[Proposal] Long Task notifications in Performance Observer

panicker · 2016-07-26

Problem description: certain tasks can take a long time (multiple frames), locking up the UI thread and blocking other critical tasks. To the user this is may manifest as delays in responding to input (tap, click, wheel), janks in animation or scrolling etc. See detailed problem description in the explainer Long tasks are a major source of bad user experiences on the web today.

Proposal We’d like to propose a performance API to enable applications to detect presence of such “long tasks” that monopolize the UI thread for extended periods of time and block critical tasks.

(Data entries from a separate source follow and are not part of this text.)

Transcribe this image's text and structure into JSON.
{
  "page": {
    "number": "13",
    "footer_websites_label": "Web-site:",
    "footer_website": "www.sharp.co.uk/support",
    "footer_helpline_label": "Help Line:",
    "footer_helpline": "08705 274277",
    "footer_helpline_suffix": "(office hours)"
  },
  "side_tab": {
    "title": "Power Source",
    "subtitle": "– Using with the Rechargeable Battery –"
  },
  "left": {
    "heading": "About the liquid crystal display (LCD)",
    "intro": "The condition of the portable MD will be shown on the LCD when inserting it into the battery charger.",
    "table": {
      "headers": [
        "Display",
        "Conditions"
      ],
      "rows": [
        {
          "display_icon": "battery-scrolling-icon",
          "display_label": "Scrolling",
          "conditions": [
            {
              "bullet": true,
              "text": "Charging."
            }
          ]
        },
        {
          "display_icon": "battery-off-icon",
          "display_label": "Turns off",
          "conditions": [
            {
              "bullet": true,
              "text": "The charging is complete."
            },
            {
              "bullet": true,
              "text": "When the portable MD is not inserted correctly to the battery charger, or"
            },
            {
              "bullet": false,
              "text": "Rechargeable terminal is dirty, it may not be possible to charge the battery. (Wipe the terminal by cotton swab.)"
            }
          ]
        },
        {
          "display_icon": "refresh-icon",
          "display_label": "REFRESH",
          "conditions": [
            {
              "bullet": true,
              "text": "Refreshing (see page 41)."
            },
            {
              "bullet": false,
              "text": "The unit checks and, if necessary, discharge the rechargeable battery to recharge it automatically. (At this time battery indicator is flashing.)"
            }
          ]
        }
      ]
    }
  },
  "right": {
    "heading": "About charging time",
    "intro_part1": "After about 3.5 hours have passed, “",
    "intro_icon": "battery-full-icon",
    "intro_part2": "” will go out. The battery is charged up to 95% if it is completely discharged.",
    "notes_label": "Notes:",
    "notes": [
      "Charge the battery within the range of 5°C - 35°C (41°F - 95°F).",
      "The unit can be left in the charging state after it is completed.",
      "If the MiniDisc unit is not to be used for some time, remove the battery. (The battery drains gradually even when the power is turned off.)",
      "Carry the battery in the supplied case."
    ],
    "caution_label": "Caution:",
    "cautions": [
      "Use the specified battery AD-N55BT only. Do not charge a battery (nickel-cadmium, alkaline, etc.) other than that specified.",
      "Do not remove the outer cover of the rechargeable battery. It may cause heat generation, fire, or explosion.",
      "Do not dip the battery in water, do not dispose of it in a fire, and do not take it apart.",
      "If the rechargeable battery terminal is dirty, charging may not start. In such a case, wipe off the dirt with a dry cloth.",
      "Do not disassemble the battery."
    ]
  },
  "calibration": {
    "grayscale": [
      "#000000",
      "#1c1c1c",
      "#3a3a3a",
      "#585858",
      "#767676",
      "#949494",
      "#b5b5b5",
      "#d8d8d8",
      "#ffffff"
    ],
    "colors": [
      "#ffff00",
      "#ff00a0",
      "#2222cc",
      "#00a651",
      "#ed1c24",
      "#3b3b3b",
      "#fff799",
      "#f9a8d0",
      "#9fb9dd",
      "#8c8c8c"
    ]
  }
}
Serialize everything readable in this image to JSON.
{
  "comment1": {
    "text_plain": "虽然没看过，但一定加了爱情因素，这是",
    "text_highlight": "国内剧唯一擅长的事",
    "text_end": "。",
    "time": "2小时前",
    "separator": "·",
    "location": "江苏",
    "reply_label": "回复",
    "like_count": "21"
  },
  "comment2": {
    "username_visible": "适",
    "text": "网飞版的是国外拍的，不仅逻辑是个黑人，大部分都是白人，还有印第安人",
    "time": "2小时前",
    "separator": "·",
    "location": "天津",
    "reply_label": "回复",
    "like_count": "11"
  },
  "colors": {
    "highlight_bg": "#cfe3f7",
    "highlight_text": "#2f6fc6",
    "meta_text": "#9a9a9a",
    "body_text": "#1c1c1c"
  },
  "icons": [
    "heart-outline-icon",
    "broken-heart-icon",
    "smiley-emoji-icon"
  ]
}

The explainer is in this Git repo has more details.

PhilipTellis · 2016-07-26

If a long task is running and blocks the UI thread, won’t this also block any Performance Observer events from firing, or is this something that can be pushed off to a WebWorker?

panicker · 2016-07-26

It is a non-goal to deliver the notification synchronously when the long task happens, instead they will be queued and delivered periodically (probably with the next begin-frame render cycle). Hope that clarifies the proposal?

The proposal focuses on reporting-only, although as described the API does not preclude the host app from taking action on misbehaving nested iframes.

igrigorik · 2016-07-26

+1 to @panicker’s comment.

Also, to expand that: the same statement is true for all PerformanceObserver notifications.

“The performance timeline task queue is a low priority queue that, if possible, should be processed by the user agent during idle periods to minimize impact of performance monitoring code.” - performance timeline

PhilipTellis · 2016-07-26

This may not be as useful since users tend to leave if a page locks up, and then it’s too late to beacon or do anything about.

panicker · 2016-07-26

A completely unusable page that leads to user abandonment is the extreme case. This proposal intends to address a much broader problem space – for instance delays in interacting with the page right after load (time to interaction), delays in responding to clicks (eg. user interacting with a widget on the page which should update in response to click) , noticeable jank in animation or scrolling etc. I’ve clarified the text in the post. Also this is explained in more detail in the explainer.

Nic_Jansma · 2016-08-02

I think this proposal is a fantastic idea and would definitely be something we (a RUM vendor) would be interested in capturing for our customers if available. Attribution of potential performance issues seen in first- and third-party scripts is on the minds of a lot of our customers.

The name attribution proposal seems reasonable.

Assuming this probably wouldn’t be tracked proactively, but only “captured” when turned on via PerformanceObserver, correct? Unlike ResourceTiming, which I would argue is more important to have everything captured even if no one is listening (up to 150 limit or everything before onload) to be able to generate complete picture of for a Waterfall (so a RUM script doesn’t need to be sync loaded in the HEAD), this seems like it should only be captured if the page is specifically requesting it, and long tasks that happened prior to it being turned on are just lost.

While I think Philip’s note that a completely locked-up page might not be able to deliver these events is an important point, I think that’s an case extreme case – and maybe could be solved by something similar to Network Error Logging (“Page Freeze Logging”).

The data we would get out of this proposal from all of the various little Long Tasks on a page will be very useful.

panicker · 2016-08-03

Hey Nic,

Thanks for the response. Yes this will only be captured when a PerformanceObserver is registered. We wouldn’t surface or hold on to long tasks that occurred prior to PerformanceObserver being registered.

panicker · 2016-08-05

Here’s some preliminary data and a brief writeup from surfacing Long Tasks on some popular sites:

Main take-aways from this exercise:

The API is very promising as an indicator of how performance-tuned the site is, and the user’s experience on it.
The proposed API is not too difficult to implement (in Chrome)
The heuristic of considering scripts-only provides very good (~90% coverage) for frame context attribution

Comments and feedback are welcome.

igrigorik · 2016-08-17

FYI, blink intent to implement: https://groups.google.com/a/chromium.org/d/msg/blink-dev/A_sM-fu6u50/ao9mnO8SAQAJ

toddreifsteck · 2016-08-24

Nic, would your product be likely to enable this early in the page lifecycle (in HEAD) or later after page load?

Nic_Jansma · 2016-08-25

@Todd - We’d want to enable it as early in the page load process as possible to ensure we have a full picture. Our script (boomerang.js) loads async, and we’d want to turn it on as soon as it’s loaded, but we’d also probably provide a snippet to our customers to turn it on in their HEAD so we can hand the data over to boomerang.js once it’s later loaded.

We also might keep it running post-page-load depending on the scenario and what the customer wants to capture. In the case of SPAs, it might make sense to turn it on/off during soft navigations.

panicker · 2016-10-27

Long Tasks spec will be moved to WICG, we have ample agreement (from TPAC). [Consider this the Intent to Move]

yoavweiss · 2016-10-27

Repo is now under https://github.com/WICG/longtasks !!